As part of my new job as ACT’s User Experience Designer, one of my jobs will be to do some usability testing of the websites we develop. This is a brand new position to ACT, so in addition to educating people about what goes into User Experience Design/User Centered Design/Usability Engineering (the buzzwords change about every 5 years, it seems), I’m looking for a set of usability testing tools that I can use on projects. This week, I’m playing with Silverback, a Mac-only usability testing tool from Clearleft.
Silverback has two things going for it. Silverback itself is pretty simple. It uses the computer’s webcam to record the user’s face, records all the screen activity (highlighting mouse clicks with a pleasing graphic), combines the two and exports a video of the test session into a Quicktime .mov file. Second, at $50, it is crazy affordable.
So here’s how I set up my computer to do usability testing of a web site with Silverback. I have a G5 Mac Pro with 2 monitors, and an old-school external iSight.
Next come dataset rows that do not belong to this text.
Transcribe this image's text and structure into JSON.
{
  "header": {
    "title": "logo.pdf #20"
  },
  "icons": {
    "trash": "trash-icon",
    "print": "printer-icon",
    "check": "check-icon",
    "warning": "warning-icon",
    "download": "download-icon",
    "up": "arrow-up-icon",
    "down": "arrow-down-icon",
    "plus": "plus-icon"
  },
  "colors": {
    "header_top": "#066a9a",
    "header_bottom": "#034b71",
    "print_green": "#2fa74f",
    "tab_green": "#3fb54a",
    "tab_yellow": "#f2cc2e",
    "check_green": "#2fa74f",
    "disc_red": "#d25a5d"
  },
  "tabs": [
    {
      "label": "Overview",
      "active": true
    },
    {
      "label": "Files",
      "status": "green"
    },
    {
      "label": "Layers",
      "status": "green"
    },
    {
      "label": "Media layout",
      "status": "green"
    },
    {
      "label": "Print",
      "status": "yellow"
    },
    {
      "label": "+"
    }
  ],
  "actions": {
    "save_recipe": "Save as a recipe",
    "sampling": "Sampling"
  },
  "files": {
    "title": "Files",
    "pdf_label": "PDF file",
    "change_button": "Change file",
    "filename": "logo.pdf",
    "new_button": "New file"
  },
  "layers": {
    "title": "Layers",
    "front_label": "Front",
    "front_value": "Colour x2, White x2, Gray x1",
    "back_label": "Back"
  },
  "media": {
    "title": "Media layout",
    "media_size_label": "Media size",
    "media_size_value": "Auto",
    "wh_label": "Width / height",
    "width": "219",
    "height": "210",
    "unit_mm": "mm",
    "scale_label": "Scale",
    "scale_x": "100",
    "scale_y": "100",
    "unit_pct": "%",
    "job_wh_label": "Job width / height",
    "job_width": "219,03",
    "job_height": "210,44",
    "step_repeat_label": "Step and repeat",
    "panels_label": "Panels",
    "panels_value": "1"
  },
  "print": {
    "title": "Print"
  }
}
- Turned off the second monitor
- I reset the monitor resolution to 1024×768, which is what our weblogs show to be the most common aspect ratio.
- I wanted to hide my desktop image, and all the cluttered documents on my desktop, so as not to distract participants. A nifty donationware app called Camouflage took care of that.
- I used Firefox as the browser for this usability study. I created a new, blank Firefox profile specifically for this usability study. To do this, you have to open the Terminal and invoke firefox with the commandline option –profilemanager. I set the home page of this new profile to the page under study. I added a couple bookmarks to the bookmark bar for a couple other pages I would ask participants to look at during the course of the study.
- Start Silverback. When participants arrived, I had them situate themselves in front of the computer and webcam, and started the Silverback recording session. Participants performed the tasks I asked them to do, and Silverback records audio, video, and on-screen activity.
- When they were done with the tasks, I stopped Silverback recording. I then asked them to fill out a post-test questionnaire, which I was able to quickly set up using a Google Spreadsheet Form.
- After the participant leaves, you can export the video file to .mov. This can take awhile — about 2-3 hours for the 1/2 test sessions I ran. File sizes range from 1-2GB per half/hour session (you can customize video sizes and other options that affect both size and speed of the export).
That’s basically it. And that’s the point. Silverback is designed to be a quick, inexpensive, fast, unobtrusive way to do usability testing, and I’d say they’ve made an excellent start. I’ve gone from zero to a fully-functioning usability testing workstation in the time it takes to download the software. If you’ve got a mac laptop with Apple Remote, you get to add bookmarks to the video so you can mark interesting events during the study.
I tried adding some feedback to their product customer service page, but I couldn’t get the site to work. Some things I hope to see in future versions:
- A preview of the audio levels…some way to make sure the user is speaking loudly enough, and that there isn’t too much background noise
- It would be nice to have some facility for pre- and post-test questionnaires, demographics, etc. Maybe keep a database of questions so that they can be resued in subsequent tests.
Anyway, congratulations to the staff at Clearleft. They’ve got my $50, and I look forward to future iterations of Silverback.